The Unstructured open source library does not support enriching.
Enriching adds enhancements to the processed data that Unstructured produces. These enrichments include:
- Providing a summarized description of the contents of a detected image. See Image descriptions.
- Providing a summarized description of the contents of a detected table. See Table descriptions.
- Providing a representation of a detected table in HTML markup format. See Tables to HTML.
- Providing a list of recognized entities and their types, through a process known as named entity recognition (NER). See Named entity recognition.
- Having a vision language model (VLM) use advanced optical character recognition (OCR) to improve the accuracy of initially-processed text blocks. See Generative OCR.
To add an enrichment, add one of the following enrichment node types to an Unstructured workflow:
- Image Description to provide a summarized description of the contents of each detected image.

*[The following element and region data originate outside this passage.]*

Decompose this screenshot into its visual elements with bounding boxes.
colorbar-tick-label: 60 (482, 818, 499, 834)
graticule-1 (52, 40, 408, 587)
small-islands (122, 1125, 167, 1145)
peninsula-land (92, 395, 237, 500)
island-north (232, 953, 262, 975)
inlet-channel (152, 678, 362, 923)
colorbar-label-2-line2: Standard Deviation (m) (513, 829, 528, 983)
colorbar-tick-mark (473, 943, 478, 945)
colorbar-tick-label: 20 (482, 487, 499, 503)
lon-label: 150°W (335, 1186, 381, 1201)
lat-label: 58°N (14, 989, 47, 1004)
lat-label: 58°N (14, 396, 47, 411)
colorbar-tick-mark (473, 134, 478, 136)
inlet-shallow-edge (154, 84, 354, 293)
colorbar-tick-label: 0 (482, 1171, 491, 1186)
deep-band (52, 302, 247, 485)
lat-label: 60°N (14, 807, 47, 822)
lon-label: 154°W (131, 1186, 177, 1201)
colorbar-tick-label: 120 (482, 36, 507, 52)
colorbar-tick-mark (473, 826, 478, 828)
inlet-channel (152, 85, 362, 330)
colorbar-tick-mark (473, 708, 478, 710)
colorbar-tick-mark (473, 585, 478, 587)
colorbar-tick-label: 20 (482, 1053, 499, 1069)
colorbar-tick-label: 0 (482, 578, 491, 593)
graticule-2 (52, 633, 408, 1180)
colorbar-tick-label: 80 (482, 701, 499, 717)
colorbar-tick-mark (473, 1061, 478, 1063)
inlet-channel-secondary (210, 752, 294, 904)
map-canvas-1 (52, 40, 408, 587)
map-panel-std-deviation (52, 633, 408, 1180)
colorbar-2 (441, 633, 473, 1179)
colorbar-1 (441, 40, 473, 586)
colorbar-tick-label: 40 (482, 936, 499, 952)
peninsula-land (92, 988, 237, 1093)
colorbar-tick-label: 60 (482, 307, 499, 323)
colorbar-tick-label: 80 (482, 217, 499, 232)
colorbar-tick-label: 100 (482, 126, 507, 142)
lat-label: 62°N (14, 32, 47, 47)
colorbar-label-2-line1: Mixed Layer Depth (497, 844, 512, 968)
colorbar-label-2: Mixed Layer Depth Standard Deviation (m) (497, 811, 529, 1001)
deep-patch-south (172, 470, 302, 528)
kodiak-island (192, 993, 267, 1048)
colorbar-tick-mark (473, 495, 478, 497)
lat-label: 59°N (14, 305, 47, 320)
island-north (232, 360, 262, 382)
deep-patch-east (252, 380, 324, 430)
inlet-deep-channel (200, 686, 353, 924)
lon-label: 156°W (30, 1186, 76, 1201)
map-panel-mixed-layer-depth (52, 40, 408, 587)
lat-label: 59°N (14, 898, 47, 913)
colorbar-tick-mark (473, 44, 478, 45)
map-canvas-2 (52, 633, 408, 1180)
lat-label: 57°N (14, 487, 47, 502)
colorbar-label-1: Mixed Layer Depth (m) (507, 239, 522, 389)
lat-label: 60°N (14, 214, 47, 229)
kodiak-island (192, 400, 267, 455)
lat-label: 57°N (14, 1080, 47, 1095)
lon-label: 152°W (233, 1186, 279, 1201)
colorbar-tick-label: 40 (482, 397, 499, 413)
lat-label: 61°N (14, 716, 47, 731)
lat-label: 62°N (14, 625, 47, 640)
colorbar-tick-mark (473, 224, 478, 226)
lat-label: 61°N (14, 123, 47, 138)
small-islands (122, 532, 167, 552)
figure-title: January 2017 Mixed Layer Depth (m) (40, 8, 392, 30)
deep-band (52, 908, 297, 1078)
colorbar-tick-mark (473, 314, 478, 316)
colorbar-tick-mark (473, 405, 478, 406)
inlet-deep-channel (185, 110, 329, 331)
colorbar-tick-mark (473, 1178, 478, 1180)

- Table Description to provide a summarized description of the contents of each detected table.
- Table to HTML to provide a representation of each detected table in HTML markup format.00
- NER to provide a list of recognized entities and their types by using a technique called named entity recognition (NER).
- Generative OCR to have a VLM use advanced OCR to improve the accuracy of initially-processed text blocks.
For multiple enrichments, add an enrichment node for each additional enrichment type to your workflow.
Unstructured can potentially generate image summary descriptions, table summary descriptions, table-to-HTML output, and generative OCR optimizations, only for workflows that are configured as follows:
- With a Partitioner node set to use the Auto or High Res partitioning strategy, and an image summary description node, table summary description node, table-to-HTML output node, or generative OCR optimization node is added.
- With a Partitioner node set to use the VLM partitioning strategy. No image summary description node, table summary description node, table-to-HTML output node, or generative OCR optimization node is needed (or allowed).
Even with these configurations, Unstructured actually generates image summary descriptions, table summary descriptions, and table-to-HTML output only for files that contain images or tables and are also eligible
for processing with the following partitioning strategies:
- High Res, when the workflow’s Partitioner node is set to use Auto or High Res.
- VLM or High Res, when the workflow’s Partitioner node is set to use VLM.
Unstructured never generates image summary descriptions, table summary descriptions, or table-to-HTML output for workflows that are configured as follows:
- With a Partitioner node set to use the Fast partitioning strategy.
- With a Partitioner node set to use the Auto, High Res, or VLM partitioning strategy, for all files that Unstructured encounters that do not contain images or tables.
Unstructured never produces generative OCR optimizations for workflows with a Partitioner node set to use the Fast partitioning strategy.